Há pessoas que têm um ou mais vícios e não se importam. Se você se acha nesta situação, este artigo não é para você. Por outro lado, se se sente incomodado por eles, continue lendo.

Um vício se manifesta de várias formas. A mais usual, e claramente revelada, se traduz por uma dependência que leva ao consumo irresistível de bebidas alcoólicas ou substâncias entorpecentes, ou ainda o fascínio de uma mesa de jogo. Outras vezes se traduz por um costume supérfluo, desnecessário portanto. Às vezes são atitudes exibicionistas ou extravagantes, geralmente censuráveis, mas sempre espiritualmente prejudiciais. De qualquer maneira, um vício é sempre um defeito, uma imperfeição grave.

Antes de continuar, e por ser oportuno e instrutivo, vamos abrir parênteses e reproduzir, em itálico, parte da resposta a um dos testes propostos aos participantes do GrupoRC – um grupo na internet administrado pelo Racionalismo Cristão.

Os vícios são deformações morais, imperfeições adquiridas agora ou trazidas de existências anteriores. Precisam ser eliminados, como qualquer outro defeito, pois são obstáculos sérios no prosseguimento da evolução espiritual.

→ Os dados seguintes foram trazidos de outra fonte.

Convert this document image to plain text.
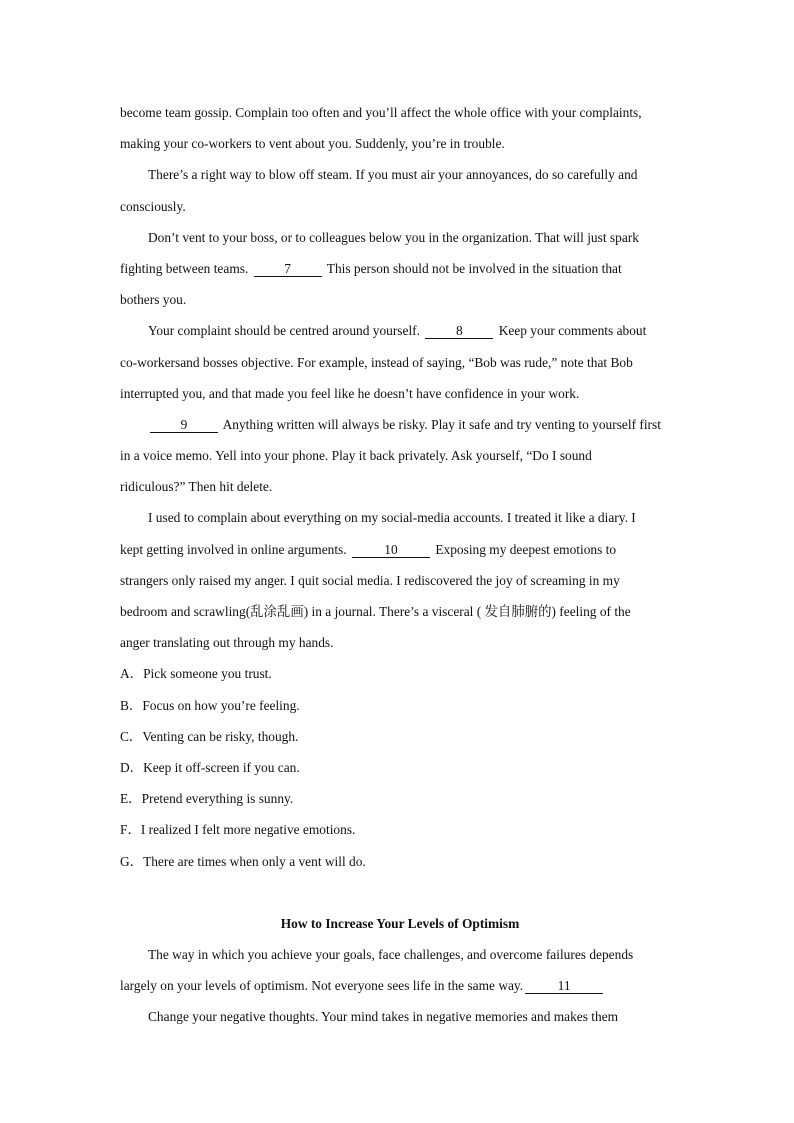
become team gossip. Complain too often and you’ll affect the whole office with your complaints,
making your co-workers to vent about you. Suddenly, you’re in trouble.
There’s a right way to blow off steam. If you must air your annoyances, do so carefully and
consciously.
Don’t vent to your boss, or to colleagues below you in the organization. That will just spark
fighting between teams.	7	This person should not be involved in the situation that
bothers you.
Your complaint should be centred around yourself.	8	Keep your comments about
co-workersand bosses objective. For example, instead of saying, “Bob was rude,” note that Bob
interrupted you, and that made you feel like he doesn’t have confidence in your work.
9	Anything written will always be risky. Play it safe and try venting to yourself first
in a voice memo. Yell into your phone. Play it back privately. Ask yourself, “Do I sound
ridiculous?” Then hit delete.
I used to complain about everything on my social-media accounts. I treated it like a diary. I
kept getting involved in online arguments.	10	Exposing my deepest emotions to
strangers only raised my anger. I quit social media. I rediscovered the joy of screaming in my
bedroom and scrawling(乱涂乱画) in a journal. There’s a visceral ( 发自肺腑的) feeling of the
anger translating out through my hands.
A．Pick someone you trust.
B．Focus on how you’re feeling.
C．Venting can be risky, though.
D．Keep it off-screen if you can.
E．Pretend everything is sunny.
F．I realized I felt more negative emotions.
G．There are times when only a vent will do.
How to Increase Your Levels of Optimism
The way in which you achieve your goals, face challenges, and overcome failures depends
largely on your levels of optimism. Not everyone sees life in the same way.	11
Change your negative thoughts. Your mind takes in negative memories and makes them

Os vícios são sempre supérfluos, além de terrivelmente nocivos. Ao entregar-se a um vício, a pessoa atrai espíritos do astral inferior que tiveram o mesmo vício quando em vida física. A presença desses espíritos sempre é nociva, pois eles se “encostam”, ou seja, entrelaçam-se fluidicamente com o viciado para sentirem o mesmo prazer que sentiam quando tinham um corpo físico. Nessa aproximação, há trocas de fluidos entre os corpos fluídicos em detrimento da saúde física e psíquica do ser humano, ocasionando, não raras vezes, a morte prematura. Note-se que o espírito do astral inferior é também um viciado. Por não mais ter corpo físico, não tem condições de sentir o mesmo “prazer” que tinha quando em vida física. Daí estar sempre intuindo o ser humano para que este se entregue ao vício.

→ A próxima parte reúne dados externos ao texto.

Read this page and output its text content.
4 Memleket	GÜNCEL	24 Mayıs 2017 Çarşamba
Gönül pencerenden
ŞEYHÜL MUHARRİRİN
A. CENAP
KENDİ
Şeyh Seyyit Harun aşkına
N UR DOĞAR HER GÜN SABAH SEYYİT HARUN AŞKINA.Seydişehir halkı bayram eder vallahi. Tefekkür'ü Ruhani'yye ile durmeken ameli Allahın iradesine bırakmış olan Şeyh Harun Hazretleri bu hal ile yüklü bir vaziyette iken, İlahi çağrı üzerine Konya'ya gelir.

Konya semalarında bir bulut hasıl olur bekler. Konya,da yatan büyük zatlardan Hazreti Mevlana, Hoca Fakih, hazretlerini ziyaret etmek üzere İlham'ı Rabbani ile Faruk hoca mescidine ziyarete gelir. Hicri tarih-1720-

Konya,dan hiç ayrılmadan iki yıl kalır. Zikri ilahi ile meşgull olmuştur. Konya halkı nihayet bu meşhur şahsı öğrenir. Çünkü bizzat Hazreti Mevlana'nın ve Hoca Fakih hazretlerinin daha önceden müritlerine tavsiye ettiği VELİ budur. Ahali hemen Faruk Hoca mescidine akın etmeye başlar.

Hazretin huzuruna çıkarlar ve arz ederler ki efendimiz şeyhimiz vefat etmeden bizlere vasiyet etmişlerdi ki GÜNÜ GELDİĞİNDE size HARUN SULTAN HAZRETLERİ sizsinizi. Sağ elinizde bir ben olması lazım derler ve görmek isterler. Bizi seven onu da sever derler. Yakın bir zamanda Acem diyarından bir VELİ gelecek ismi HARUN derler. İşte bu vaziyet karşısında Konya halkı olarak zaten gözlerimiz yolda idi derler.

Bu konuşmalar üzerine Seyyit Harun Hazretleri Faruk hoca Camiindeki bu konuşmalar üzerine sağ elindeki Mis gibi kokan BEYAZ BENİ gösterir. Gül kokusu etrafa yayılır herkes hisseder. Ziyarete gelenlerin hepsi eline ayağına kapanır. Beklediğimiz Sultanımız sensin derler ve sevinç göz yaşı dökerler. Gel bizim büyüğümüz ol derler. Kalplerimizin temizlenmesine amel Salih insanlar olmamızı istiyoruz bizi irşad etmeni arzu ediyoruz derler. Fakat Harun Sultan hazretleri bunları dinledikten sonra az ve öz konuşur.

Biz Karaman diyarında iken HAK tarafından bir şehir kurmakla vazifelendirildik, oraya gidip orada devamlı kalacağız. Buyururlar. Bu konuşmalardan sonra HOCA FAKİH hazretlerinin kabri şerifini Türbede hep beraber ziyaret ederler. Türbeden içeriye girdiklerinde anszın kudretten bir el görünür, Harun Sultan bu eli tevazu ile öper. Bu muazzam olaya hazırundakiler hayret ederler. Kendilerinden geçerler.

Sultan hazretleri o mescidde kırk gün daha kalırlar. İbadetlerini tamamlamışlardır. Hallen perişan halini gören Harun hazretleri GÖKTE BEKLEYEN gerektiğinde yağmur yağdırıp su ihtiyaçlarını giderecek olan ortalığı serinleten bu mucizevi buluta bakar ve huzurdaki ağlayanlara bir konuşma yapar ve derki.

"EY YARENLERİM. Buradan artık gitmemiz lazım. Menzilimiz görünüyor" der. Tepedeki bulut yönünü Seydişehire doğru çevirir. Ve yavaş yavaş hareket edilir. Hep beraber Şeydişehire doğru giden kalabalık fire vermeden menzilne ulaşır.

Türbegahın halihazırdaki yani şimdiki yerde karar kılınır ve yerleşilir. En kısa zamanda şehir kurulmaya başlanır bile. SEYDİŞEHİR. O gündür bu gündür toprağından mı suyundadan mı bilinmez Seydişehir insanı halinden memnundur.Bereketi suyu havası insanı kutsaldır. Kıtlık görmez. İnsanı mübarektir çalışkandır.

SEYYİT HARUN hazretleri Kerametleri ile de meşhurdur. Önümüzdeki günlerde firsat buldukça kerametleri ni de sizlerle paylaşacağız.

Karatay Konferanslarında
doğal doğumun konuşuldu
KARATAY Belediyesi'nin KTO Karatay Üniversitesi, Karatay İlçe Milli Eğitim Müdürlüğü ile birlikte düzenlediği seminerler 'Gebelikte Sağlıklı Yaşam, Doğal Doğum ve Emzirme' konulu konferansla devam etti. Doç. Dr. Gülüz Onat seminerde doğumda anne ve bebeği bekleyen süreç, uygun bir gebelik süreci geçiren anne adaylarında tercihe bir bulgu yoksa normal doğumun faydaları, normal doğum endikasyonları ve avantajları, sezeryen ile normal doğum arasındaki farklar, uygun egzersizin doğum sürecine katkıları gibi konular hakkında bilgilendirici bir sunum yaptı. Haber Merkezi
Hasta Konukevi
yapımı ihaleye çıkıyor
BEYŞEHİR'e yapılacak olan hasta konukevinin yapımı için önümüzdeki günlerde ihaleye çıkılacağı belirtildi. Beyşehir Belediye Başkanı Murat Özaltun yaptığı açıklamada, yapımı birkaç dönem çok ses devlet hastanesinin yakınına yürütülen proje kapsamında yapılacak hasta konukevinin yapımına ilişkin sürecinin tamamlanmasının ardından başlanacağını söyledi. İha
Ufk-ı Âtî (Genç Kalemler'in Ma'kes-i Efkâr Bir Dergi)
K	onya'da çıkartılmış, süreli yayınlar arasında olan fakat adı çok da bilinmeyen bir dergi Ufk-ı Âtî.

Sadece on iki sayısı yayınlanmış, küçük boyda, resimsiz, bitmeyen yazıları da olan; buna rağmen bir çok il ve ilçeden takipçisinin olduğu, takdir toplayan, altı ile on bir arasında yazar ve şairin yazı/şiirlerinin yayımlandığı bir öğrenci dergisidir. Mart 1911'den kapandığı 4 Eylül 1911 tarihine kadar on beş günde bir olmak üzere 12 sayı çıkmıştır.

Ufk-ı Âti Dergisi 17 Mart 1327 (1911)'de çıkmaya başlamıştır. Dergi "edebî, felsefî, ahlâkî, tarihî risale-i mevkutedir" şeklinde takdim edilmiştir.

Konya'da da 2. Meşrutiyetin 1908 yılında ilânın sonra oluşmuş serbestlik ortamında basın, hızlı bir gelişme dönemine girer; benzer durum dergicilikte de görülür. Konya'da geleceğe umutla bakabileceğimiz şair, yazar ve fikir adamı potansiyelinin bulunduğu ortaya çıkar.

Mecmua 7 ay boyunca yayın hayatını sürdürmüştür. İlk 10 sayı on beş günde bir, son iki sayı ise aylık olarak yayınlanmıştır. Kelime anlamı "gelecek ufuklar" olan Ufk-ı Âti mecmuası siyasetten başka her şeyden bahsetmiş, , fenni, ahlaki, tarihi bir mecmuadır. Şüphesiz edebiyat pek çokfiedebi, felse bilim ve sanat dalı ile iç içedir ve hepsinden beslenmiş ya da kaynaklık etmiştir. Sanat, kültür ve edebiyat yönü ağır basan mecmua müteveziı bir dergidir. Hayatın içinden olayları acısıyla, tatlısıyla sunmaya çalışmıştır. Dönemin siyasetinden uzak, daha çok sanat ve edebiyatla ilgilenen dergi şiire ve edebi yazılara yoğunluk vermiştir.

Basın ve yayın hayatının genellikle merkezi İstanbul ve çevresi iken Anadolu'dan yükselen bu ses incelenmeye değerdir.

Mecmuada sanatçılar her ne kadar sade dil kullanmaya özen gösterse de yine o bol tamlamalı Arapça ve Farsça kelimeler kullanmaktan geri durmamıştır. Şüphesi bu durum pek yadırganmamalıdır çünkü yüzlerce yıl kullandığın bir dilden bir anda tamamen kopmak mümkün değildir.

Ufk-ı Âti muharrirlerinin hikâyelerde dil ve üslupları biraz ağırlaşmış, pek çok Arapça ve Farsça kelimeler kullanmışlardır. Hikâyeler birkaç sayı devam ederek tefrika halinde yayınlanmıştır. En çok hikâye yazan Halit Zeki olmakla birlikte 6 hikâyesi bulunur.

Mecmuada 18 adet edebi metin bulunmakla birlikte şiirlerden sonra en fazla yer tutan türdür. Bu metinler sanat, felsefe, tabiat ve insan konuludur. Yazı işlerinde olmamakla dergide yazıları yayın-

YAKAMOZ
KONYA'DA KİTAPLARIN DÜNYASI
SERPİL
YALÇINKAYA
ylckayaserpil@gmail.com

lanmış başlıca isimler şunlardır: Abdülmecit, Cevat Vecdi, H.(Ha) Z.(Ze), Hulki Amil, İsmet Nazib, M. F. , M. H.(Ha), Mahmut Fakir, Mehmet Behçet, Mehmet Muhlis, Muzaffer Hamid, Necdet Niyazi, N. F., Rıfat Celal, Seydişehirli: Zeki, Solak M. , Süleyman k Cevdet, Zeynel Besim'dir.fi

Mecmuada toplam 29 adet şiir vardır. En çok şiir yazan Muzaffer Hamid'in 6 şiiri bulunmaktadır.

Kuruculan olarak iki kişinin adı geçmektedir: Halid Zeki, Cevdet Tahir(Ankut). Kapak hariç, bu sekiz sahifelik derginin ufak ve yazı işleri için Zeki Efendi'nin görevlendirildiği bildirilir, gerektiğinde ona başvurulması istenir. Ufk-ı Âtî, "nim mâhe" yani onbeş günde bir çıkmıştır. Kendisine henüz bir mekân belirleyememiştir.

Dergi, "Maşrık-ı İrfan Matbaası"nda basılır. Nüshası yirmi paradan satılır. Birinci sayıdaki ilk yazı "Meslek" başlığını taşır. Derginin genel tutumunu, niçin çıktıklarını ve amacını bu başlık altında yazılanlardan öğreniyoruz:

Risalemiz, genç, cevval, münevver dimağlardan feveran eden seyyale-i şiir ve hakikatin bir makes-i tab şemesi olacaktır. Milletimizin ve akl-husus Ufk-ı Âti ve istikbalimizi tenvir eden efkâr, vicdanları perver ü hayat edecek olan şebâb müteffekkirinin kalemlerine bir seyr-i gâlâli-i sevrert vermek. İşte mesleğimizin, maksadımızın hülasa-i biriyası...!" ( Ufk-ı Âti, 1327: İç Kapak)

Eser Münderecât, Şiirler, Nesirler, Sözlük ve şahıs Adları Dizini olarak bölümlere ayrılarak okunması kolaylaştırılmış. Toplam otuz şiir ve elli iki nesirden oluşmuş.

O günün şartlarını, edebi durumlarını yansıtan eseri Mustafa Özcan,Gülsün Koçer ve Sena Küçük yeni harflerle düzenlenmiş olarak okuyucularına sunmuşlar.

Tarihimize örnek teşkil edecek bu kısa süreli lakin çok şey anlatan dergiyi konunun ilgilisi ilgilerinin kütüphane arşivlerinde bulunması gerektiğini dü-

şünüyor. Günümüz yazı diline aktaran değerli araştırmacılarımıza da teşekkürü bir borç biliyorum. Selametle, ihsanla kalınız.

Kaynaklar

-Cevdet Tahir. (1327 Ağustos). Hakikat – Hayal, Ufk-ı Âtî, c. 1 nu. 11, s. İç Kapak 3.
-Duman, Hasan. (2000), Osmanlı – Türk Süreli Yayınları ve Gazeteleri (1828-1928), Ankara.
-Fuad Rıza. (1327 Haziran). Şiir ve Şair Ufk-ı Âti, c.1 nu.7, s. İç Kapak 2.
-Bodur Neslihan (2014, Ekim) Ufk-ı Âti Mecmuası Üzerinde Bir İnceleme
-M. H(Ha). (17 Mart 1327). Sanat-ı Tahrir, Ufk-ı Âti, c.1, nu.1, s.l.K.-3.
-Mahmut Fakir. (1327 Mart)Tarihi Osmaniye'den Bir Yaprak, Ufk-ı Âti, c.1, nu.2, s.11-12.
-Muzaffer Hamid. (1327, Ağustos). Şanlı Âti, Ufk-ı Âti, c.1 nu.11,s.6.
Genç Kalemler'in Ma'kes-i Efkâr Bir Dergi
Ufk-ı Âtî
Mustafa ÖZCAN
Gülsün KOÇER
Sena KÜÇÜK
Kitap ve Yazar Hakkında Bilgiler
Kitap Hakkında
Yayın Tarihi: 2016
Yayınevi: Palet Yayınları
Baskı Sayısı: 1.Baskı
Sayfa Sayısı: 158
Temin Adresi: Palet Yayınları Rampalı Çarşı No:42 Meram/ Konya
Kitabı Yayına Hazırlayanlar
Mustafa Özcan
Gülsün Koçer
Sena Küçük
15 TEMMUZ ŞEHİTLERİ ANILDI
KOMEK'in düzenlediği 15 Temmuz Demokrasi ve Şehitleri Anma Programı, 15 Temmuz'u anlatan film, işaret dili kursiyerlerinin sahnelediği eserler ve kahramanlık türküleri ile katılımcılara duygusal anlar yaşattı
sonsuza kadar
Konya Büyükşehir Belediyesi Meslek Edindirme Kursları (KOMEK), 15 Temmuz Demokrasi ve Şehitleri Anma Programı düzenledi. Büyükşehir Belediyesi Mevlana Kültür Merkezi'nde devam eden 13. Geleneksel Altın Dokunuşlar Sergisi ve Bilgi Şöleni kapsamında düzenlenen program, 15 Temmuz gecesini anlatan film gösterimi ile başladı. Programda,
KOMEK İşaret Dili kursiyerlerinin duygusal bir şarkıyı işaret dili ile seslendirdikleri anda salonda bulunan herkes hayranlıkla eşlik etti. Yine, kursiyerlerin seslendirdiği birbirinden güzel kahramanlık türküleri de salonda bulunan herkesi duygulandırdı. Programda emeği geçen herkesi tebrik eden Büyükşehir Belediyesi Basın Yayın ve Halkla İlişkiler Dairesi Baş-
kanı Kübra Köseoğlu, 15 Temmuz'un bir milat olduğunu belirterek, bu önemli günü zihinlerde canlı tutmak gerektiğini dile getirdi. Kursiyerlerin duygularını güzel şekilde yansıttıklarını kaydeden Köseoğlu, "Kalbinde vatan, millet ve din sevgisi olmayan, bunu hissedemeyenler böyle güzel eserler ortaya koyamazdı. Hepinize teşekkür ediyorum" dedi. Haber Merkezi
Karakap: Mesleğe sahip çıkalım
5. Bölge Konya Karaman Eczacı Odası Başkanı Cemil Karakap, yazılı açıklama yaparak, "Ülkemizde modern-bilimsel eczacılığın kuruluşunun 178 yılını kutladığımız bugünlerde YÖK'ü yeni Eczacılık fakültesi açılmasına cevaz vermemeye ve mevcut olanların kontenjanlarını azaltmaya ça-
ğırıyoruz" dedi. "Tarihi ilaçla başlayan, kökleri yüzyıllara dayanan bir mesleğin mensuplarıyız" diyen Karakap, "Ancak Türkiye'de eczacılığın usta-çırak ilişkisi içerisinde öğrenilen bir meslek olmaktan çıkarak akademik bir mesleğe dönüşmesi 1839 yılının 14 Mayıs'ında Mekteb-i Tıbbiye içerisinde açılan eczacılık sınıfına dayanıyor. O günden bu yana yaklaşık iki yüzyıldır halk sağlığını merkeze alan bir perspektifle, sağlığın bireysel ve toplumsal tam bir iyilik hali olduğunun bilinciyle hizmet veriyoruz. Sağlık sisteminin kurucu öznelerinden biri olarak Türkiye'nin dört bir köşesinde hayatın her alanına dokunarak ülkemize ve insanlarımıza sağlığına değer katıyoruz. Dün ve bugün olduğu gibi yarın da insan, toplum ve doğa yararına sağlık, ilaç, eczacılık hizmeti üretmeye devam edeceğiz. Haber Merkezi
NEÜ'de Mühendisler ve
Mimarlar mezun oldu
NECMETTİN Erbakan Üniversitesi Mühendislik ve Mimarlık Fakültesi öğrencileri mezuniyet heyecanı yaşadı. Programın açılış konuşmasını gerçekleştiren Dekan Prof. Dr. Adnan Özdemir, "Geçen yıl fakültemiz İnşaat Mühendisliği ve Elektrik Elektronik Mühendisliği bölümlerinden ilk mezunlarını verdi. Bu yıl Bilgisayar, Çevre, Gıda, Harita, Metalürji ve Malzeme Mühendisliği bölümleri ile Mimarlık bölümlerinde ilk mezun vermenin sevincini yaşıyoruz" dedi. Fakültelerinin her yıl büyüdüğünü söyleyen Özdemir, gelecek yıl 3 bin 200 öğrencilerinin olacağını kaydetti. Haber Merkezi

Admito que tenho um vício, você pode dizer e perguntar como eliminá-lo. Não é fácil, alertamos. Contudo não é impossível. Muitos conseguem, por que você não conseguiria?

Como proceder, qual o caminho a percorrer? Respondemos dizendo para você começar afirmando a si mesmo que vai conseguir livrar-se do vício. Alertamos, novamente, que a luta vai ser dura. Seria mais árdua ainda se você não tivesse ao seu alcance uma arma poderosíssima, a mesma usada por aqueles que foram vitoriosos nessa batalha.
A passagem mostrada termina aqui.